On the downside, the 104.00 round level is the first nearby support, although it looks bleak after being tested on Friday and again this Monday. If that level does not hold, the DXY risks falling back into that March range between 104.00 and 103.00. Once the lower end at 103.00 gives way, watch out for 101.90 on the downside. 

US Dollar Index: Daily Chart

US Dollar FAQs

The US Dollar (USD) is the official currency of the United States of America, and the ‘de facto’ currency of a significant number of other countries where it is found in circulation alongside local notes. It is the most heavily traded currency in the world, accounting for over 88% of all global foreign exchange turnover, or an average of $6.6 trillion in transactions per day, according to data from 2022. Following the second world war, the USD took over from the British Pound as the world’s reserve currency. For most of its history, the US Dollar was backed by Gold, until the Bretton Woods Agreement in 1971 when the Gold Standard went away.

The most important single factor impacting on the value of the US Dollar is monetary policy, which is shaped by the Federal Reserve (Fed). The Fed has two mandates: to achieve price stability (control inflation) and foster full employment. Its primary tool to achieve these two goals is by adjusting interest rates. When prices are rising too quickly and inflation is above the Fed’s 2% target, the Fed will raise rates, which helps the USD value. When inflation falls below 2% or the Unemployment Rate is too high, the Fed may lower interest rates, which weighs on the Greenback.

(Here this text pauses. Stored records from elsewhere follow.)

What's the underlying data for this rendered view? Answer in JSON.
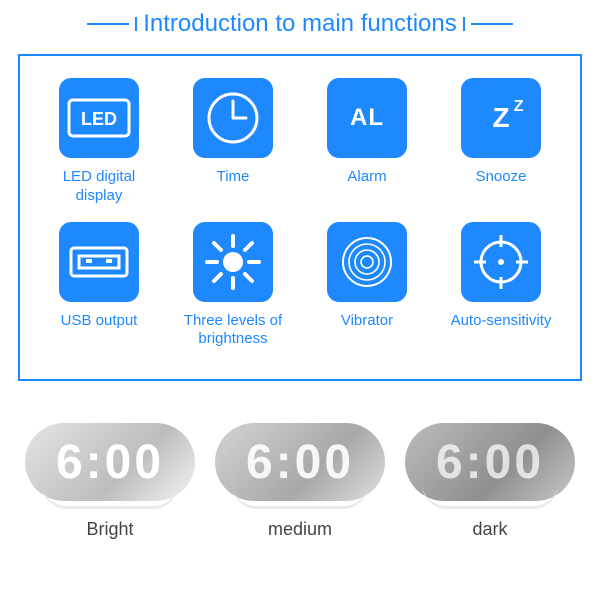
{
  "title": "Introduction to main functions",
  "features": [
    {
      "icon": "LED",
      "label": "LED digital display"
    },
    {
      "icon": "Time",
      "label": "Time"
    },
    {
      "icon": "AL",
      "label": "Alarm"
    },
    {
      "icon": "Snooze",
      "label": "Snooze"
    },
    {
      "icon": "USB",
      "label": "USB output"
    },
    {
      "icon": "Brightness",
      "label": "Three levels of brightness"
    },
    {
      "icon": "Vibrator",
      "label": "Vibrator"
    },
    {
      "icon": "AutoSens",
      "label": "Auto-sensitivity"
    }
  ],
  "clocks": [
    {
      "digits": "6:00",
      "label": "Bright"
    },
    {
      "digits": "6:00",
      "label": "medium"
    },
    {
      "digits": "6:00",
      "label": "dark"
    }
  ],
  "colors": {
    "accent": "#1e88ff"
  }
}
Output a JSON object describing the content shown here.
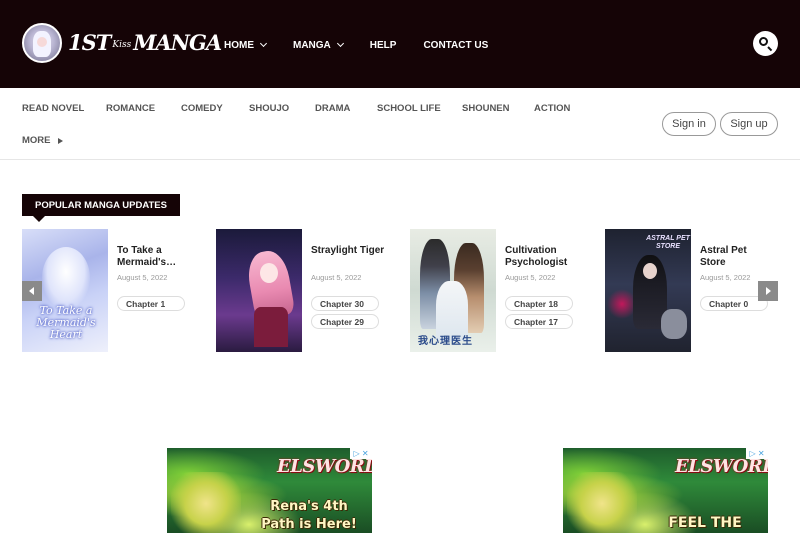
{
  "site": {
    "logo_text_main": "1ST",
    "logo_text_small": "Kiss",
    "logo_text_tail": "MANGA"
  },
  "mainnav": {
    "items": [
      {
        "label": "HOME",
        "dropdown": true
      },
      {
        "label": "MANGA",
        "dropdown": true
      },
      {
        "label": "HELP",
        "dropdown": false
      },
      {
        "label": "CONTACT US",
        "dropdown": false
      }
    ]
  },
  "genres": {
    "items": [
      "READ NOVEL",
      "ROMANCE",
      "COMEDY",
      "SHOUJO",
      "DRAMA",
      "SCHOOL LIFE",
      "SHOUNEN",
      "ACTION"
    ],
    "more_label": "MORE"
  },
  "auth": {
    "sign_in": "Sign in",
    "sign_up": "Sign up"
  },
  "popular": {
    "heading": "POPULAR MANGA UPDATES",
    "cards": [
      {
        "title": "To Take a Mermaid's…",
        "date": "August 5, 2022",
        "cover_text": "To Take a Mermaid's Heart",
        "chapters": [
          "Chapter 1"
        ]
      },
      {
        "title": "Straylight Tiger",
        "date": "August 5, 2022",
        "cover_text": "",
        "chapters": [
          "Chapter 30",
          "Chapter 29"
        ]
      },
      {
        "title": "Cultivation Psychologist",
        "date": "August 5, 2022",
        "cover_text": "我心理医生",
        "chapters": [
          "Chapter 18",
          "Chapter 17"
        ]
      },
      {
        "title": "Astral Pet Store",
        "date": "August 5, 2022",
        "cover_text": "ASTRAL PET STORE",
        "chapters": [
          "Chapter 0"
        ]
      }
    ]
  },
  "ads": [
    {
      "brand": "ELSWORD",
      "tagline": "Rena's 4th Path is Here!",
      "adchoices": "▷ ✕"
    },
    {
      "brand": "ELSWORD",
      "tagline": "FEEL THE",
      "adchoices": "▷ ✕"
    }
  ],
  "colors": {
    "header_bg": "#150406",
    "arrow_bg": "#8a8a8a",
    "ad_green": "#2f8a3a"
  },
  "icons": {
    "search": "search-icon",
    "prev": "chevron-left-icon",
    "next": "chevron-right-icon",
    "more": "triangle-right-icon"
  }
}
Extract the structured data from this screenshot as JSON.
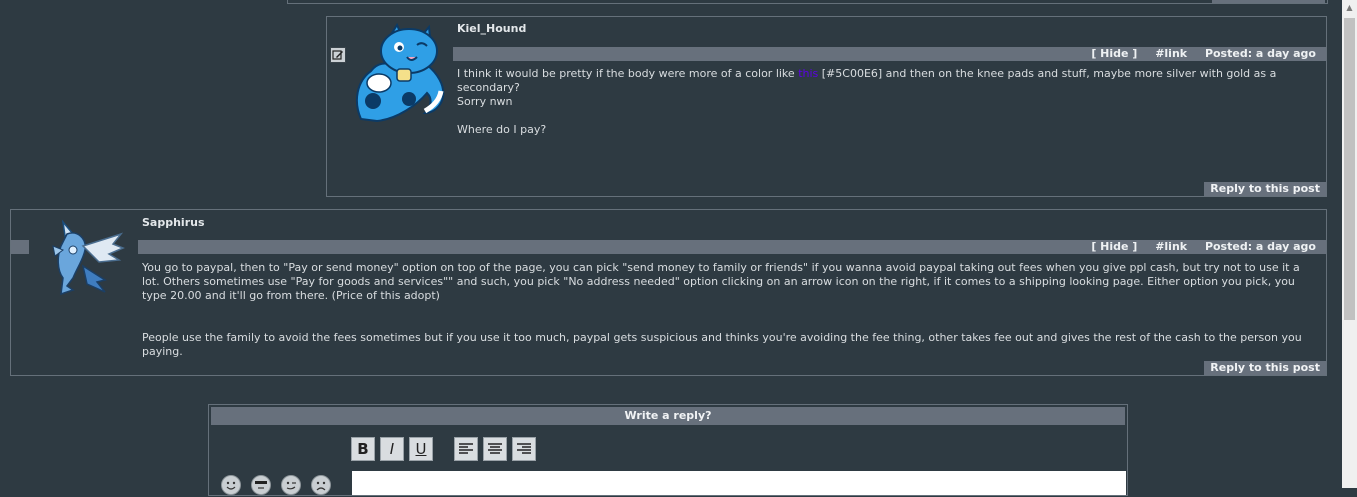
{
  "posts": [
    {
      "author": "Kiel_Hound",
      "hide_label": "[ Hide ]",
      "link_label": "#link",
      "posted": "Posted: a day ago",
      "body_lines": [
        "I think it would be pretty if the body were more of a color like",
        "this",
        "[#5C00E6] and then on the knee pads and stuff, maybe more silver with gold as a secondary?",
        "Sorry nwn",
        "Where do I pay?"
      ],
      "reply_label": "Reply to this post",
      "swatch_color": "#5C00E6"
    },
    {
      "author": "Sapphirus",
      "hide_label": "[ Hide ]",
      "link_label": "#link",
      "posted": "Posted: a day ago",
      "body_p1": "You go to paypal, then to \"Pay or send money\" option on top of the page, you can pick \"send money to family or friends\" if you wanna avoid paypal taking out fees when you give ppl cash, but try not to use it a lot. Others sometimes use \"Pay for goods and services\"\" and such, you pick \"No address needed\" option clicking on an arrow icon on the right, if it comes to a shipping looking page. Either option you pick, you type 20.00 and it'll go from there. (Price of this adopt)",
      "body_p2": "People use the family to avoid the fees sometimes but if you use it too much, paypal gets suspicious and thinks you're avoiding the fee thing, other takes fee out and gives the rest of the cash to the person you paying.",
      "reply_label": "Reply to this post"
    }
  ],
  "editor": {
    "title": "Write a reply?",
    "tools": [
      "B",
      "I",
      "U"
    ],
    "align_tools": [
      "align-left-icon",
      "align-center-icon",
      "align-right-icon"
    ],
    "emoticons": [
      "grin-icon",
      "cool-icon",
      "wink-icon",
      "sad-icon"
    ]
  },
  "colors": {
    "background": "#2e3a42",
    "bar": "#67707c",
    "border": "#65707a"
  }
}
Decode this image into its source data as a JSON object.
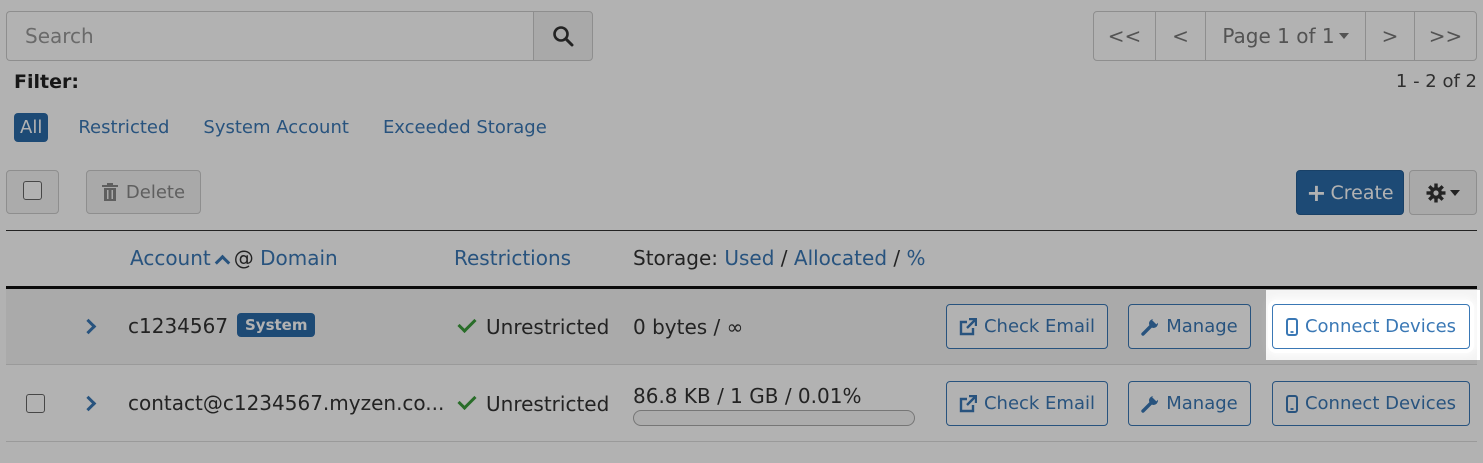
{
  "search": {
    "placeholder": "Search"
  },
  "pagination": {
    "first": "<<",
    "prev": "<",
    "page_label": "Page 1 of 1",
    "next": ">",
    "last": ">>"
  },
  "filter": {
    "label": "Filter:",
    "count": "1 - 2 of 2",
    "options": [
      "All",
      "Restricted",
      "System Account",
      "Exceeded Storage"
    ],
    "active": "All"
  },
  "toolbar": {
    "delete_label": "Delete",
    "create_label": "Create"
  },
  "table": {
    "headers": {
      "account": "Account",
      "at": "@",
      "domain": "Domain",
      "restrictions": "Restrictions",
      "storage_prefix": "Storage:",
      "used": "Used",
      "slash1": "/",
      "allocated": "Allocated",
      "slash2": "/",
      "percent": "%"
    },
    "rows": [
      {
        "account": "c1234567",
        "badge": "System",
        "restriction": "Unrestricted",
        "storage": "0 bytes / ∞",
        "actions": [
          "Check Email",
          "Manage",
          "Connect Devices"
        ]
      },
      {
        "account": "contact@c1234567.myzen.co...",
        "restriction": "Unrestricted",
        "storage": "86.8 KB / 1 GB / 0.01%",
        "usage_fraction": 0.0001,
        "actions": [
          "Check Email",
          "Manage",
          "Connect Devices"
        ]
      }
    ]
  },
  "colors": {
    "primary": "#2a6aa8",
    "link": "#3a78b5",
    "success": "#3b9c3b"
  }
}
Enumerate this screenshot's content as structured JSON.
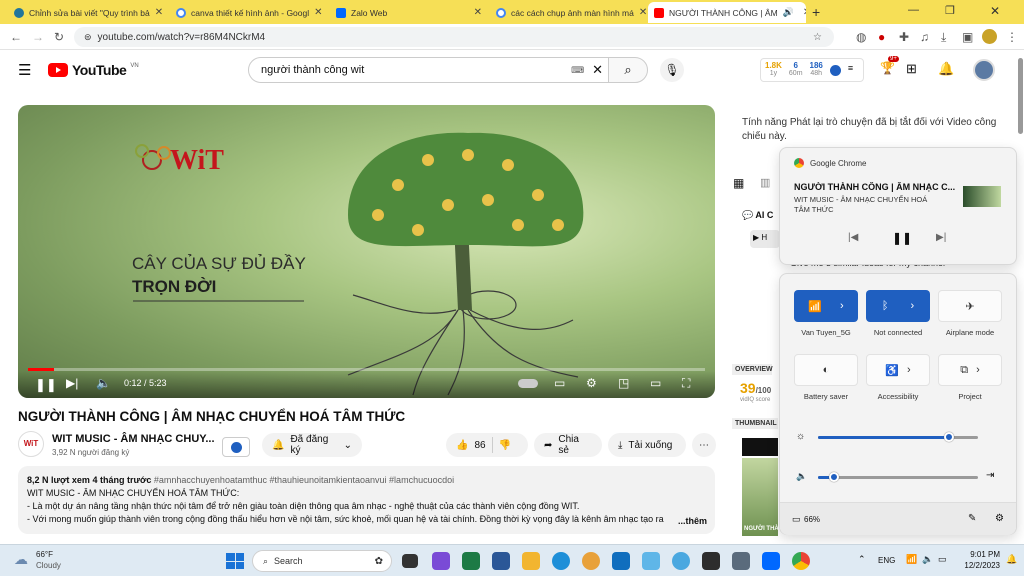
{
  "tabs": [
    {
      "label": "Chỉnh sửa bài viết \"Quy trình bả",
      "color": "#21759b"
    },
    {
      "label": "canva thiết kế hình ảnh - Googl",
      "color": "#4285f4"
    },
    {
      "label": "Zalo Web",
      "color": "#0068ff"
    },
    {
      "label": "các cách chụp ảnh màn hình má",
      "color": "#4285f4"
    },
    {
      "label": "NGƯỜI THÀNH CÔNG | ÂM",
      "color": "#ff0000"
    }
  ],
  "browser": {
    "url": "youtube.com/watch?v=r86M4NCkrM4"
  },
  "youtube": {
    "logo_text": "YouTube",
    "region": "VN",
    "search_value": "người thành công wit",
    "ext_stats": [
      "1.8K",
      "6",
      "186",
      "1y",
      "60m",
      "48h"
    ],
    "notif_count": "9+"
  },
  "video": {
    "brand": "WiT",
    "headline1": "CÂY CỦA SỰ ĐỦ ĐẦY",
    "headline2": "TRỌN ĐỜI",
    "time": "0:12 / 5:23",
    "progress": 0.038,
    "title": "NGƯỜI THÀNH CÔNG | ÂM NHẠC CHUYỂN HOÁ TÂM THỨC"
  },
  "channel": {
    "name": "WIT MUSIC - ÂM NHẠC CHUY...",
    "subs": "3,92 N người đăng ký",
    "subscribed_label": "Đã đăng ký",
    "likes": "86",
    "share_label": "Chia sẻ",
    "download_label": "Tải xuống"
  },
  "description": {
    "meta": "8,2 N lượt xem  4 tháng trước",
    "tags": "#amnhacchuyenhoatamthuc #thauhieunoitamkientaoanvui #lamchucuocdoi",
    "line1": "WIT MUSIC - ÂM NHẠC CHUYỂN HOÁ TÂM THỨC:",
    "line2": "- Là một dự án nâng tầng nhận thức nội tâm để trở nên giàu toàn diện thông qua âm nhạc - nghệ thuật của các thành viên cộng đồng WIT.",
    "line3": "- Với mong muốn giúp thành viên trong cộng đồng thấu hiểu hơn về nội tâm, sức khoẻ, mối quan hệ và tài chính. Đồng thời kỳ vọng đây là kênh âm nhạc tạo ra",
    "more": "...thêm"
  },
  "sidebar": {
    "chat_notice": "Tính năng Phát lại trò chuyện đã bị tắt đối với Video công chiếu này.",
    "ai_label": "AI C",
    "suggestion": "Give me 3 similar ideas for my channel",
    "overview": "OVERVIEW",
    "score": "39",
    "score_total": "/100",
    "score_label": "vidIQ score",
    "thumbnail_label": "THUMBNAIL",
    "thumb_caption": "NGƯỜI THÀNH"
  },
  "media_popup": {
    "app": "Google Chrome",
    "title": "NGƯỜI THÀNH CÔNG | ÂM NHẠC C...",
    "subtitle": "WIT MUSIC - ÂM NHẠC CHUYỂN HOÁ TÂM THỨC"
  },
  "quick_settings": {
    "wifi_label": "Van Tuyen_5G",
    "bt_label": "Not connected",
    "airplane_label": "Airplane mode",
    "battery_saver_label": "Battery saver",
    "accessibility_label": "Accessibility",
    "project_label": "Project",
    "brightness": 0.82,
    "volume": 0.1,
    "battery": "66%"
  },
  "taskbar": {
    "weather_temp": "66°F",
    "weather_desc": "Cloudy",
    "search_placeholder": "Search",
    "lang": "ENG",
    "time": "9:01 PM",
    "date": "12/2/2023"
  },
  "colors": {
    "accent": "#1f5fc0",
    "youtube_red": "#ff0000",
    "tabstrip": "#f6df56"
  }
}
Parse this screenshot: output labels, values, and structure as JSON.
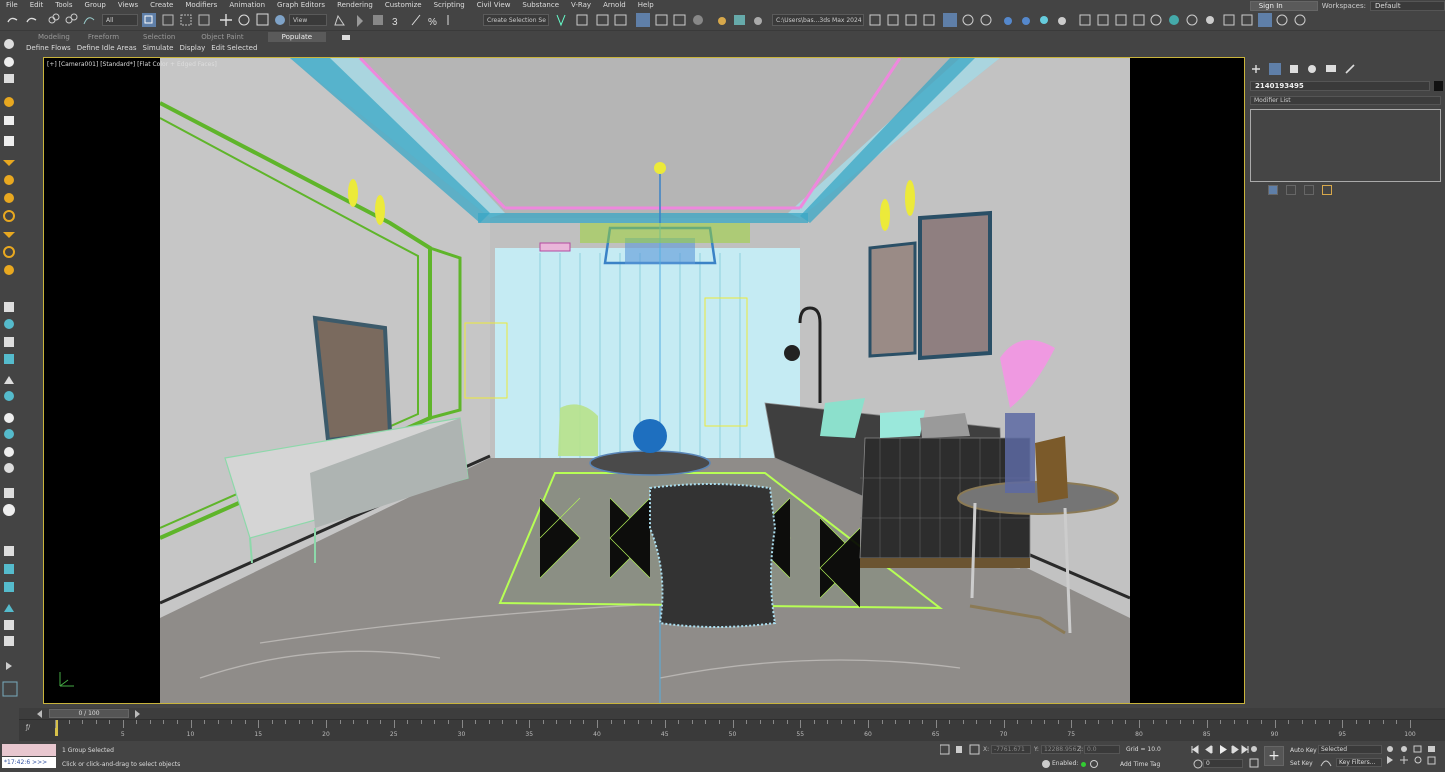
{
  "menu": [
    "File",
    "Edit",
    "Tools",
    "Group",
    "Views",
    "Create",
    "Modifiers",
    "Animation",
    "Graph Editors",
    "Rendering",
    "Customize",
    "Scripting",
    "Civil View",
    "Substance",
    "V-Ray",
    "Arnold",
    "Help"
  ],
  "signin": "Sign In",
  "workspaces_label": "Workspaces:",
  "workspace": "Default",
  "toolbar": {
    "filter": "All",
    "refcoord": "View",
    "selection_set": "Create Selection Se",
    "project_path": "C:\\Users\\bas...3ds Max 2024"
  },
  "ribbon": {
    "tabs": [
      "Modeling",
      "Freeform",
      "Selection",
      "Object Paint",
      "Populate"
    ],
    "active_tab": "Populate",
    "sub_items": [
      "Define Flows",
      "Define Idle Areas",
      "Simulate",
      "Display",
      "Edit Selected"
    ]
  },
  "viewport": {
    "label": "[+] [Camera001] [Standard*] [Flat Color + Edged Faces]"
  },
  "command_panel": {
    "object_name": "2140193495",
    "modifier_list": "Modifier List"
  },
  "timeslider": {
    "frame_label": "0 / 100",
    "current": 0,
    "total": 100
  },
  "timeline_ticks": [
    "0",
    "5",
    "10",
    "15",
    "20",
    "25",
    "30",
    "35",
    "40",
    "45",
    "50",
    "55",
    "60",
    "65",
    "70",
    "75",
    "80",
    "85",
    "90",
    "95",
    "100"
  ],
  "timeline_ticks2": [
    "5",
    "10",
    "15",
    "20",
    "25",
    "30",
    "35",
    "40",
    "45",
    "50",
    "55",
    "60",
    "65",
    "70",
    "75",
    "80",
    "85",
    "90",
    "95",
    "100"
  ],
  "status": {
    "selection": "1 Group Selected",
    "prompt": "Click or click-and-drag to select objects",
    "maxscript": "*17:42:6 >>>",
    "x_label": "X:",
    "x_value": "-7761.671",
    "y_label": "Y:",
    "y_value": "12288.956",
    "z_label": "Z:",
    "z_value": "0.0",
    "grid": "Grid = 10.0",
    "enabled_label": "Enabled:",
    "add_time_tag": "Add Time Tag",
    "auto_key": "Auto Key",
    "set_key": "Set Key",
    "key_mode": "Selected",
    "key_filters": "Key Filters...",
    "frame": "0"
  },
  "colors": {
    "viewport_border": "#c9b43c",
    "selection_blue": "#5f7fa8",
    "ceiling_pink": "#ee88dd",
    "ceiling_cyan": "#3aa7c6",
    "wall_green": "#5fb52a",
    "rug_green": "#b7ff55",
    "light_yellow": "#ecea3a"
  }
}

In extreme situations, the Federal Reserve can also print more Dollars and enact quantitative easing (QE). QE is the process by which the Fed substantially increases the flow of credit in a stuck financial system. It is a non-standard policy measure used when credit has dried up because banks will not lend to each other (out of the fear of counterparty default). It is a last resort when simply lowering interest rates is unlikely to achieve the necessary result. It was the Fed’s weapon of choice to combat the credit crunch that occurred during the Great Financial Crisis in 2008. It involves the Fed printing more Dollars and using them to buy US government bonds predominantly from financial institutions. QE usually leads to a weaker US Dollar.

Quantitative tightening (QT) is the reverse process whereby the Federal Reserve stops buying bonds from financial institutions and does not reinvest the principal from the bonds it holds maturing in new purchases. It is usually positive for the US Dollar.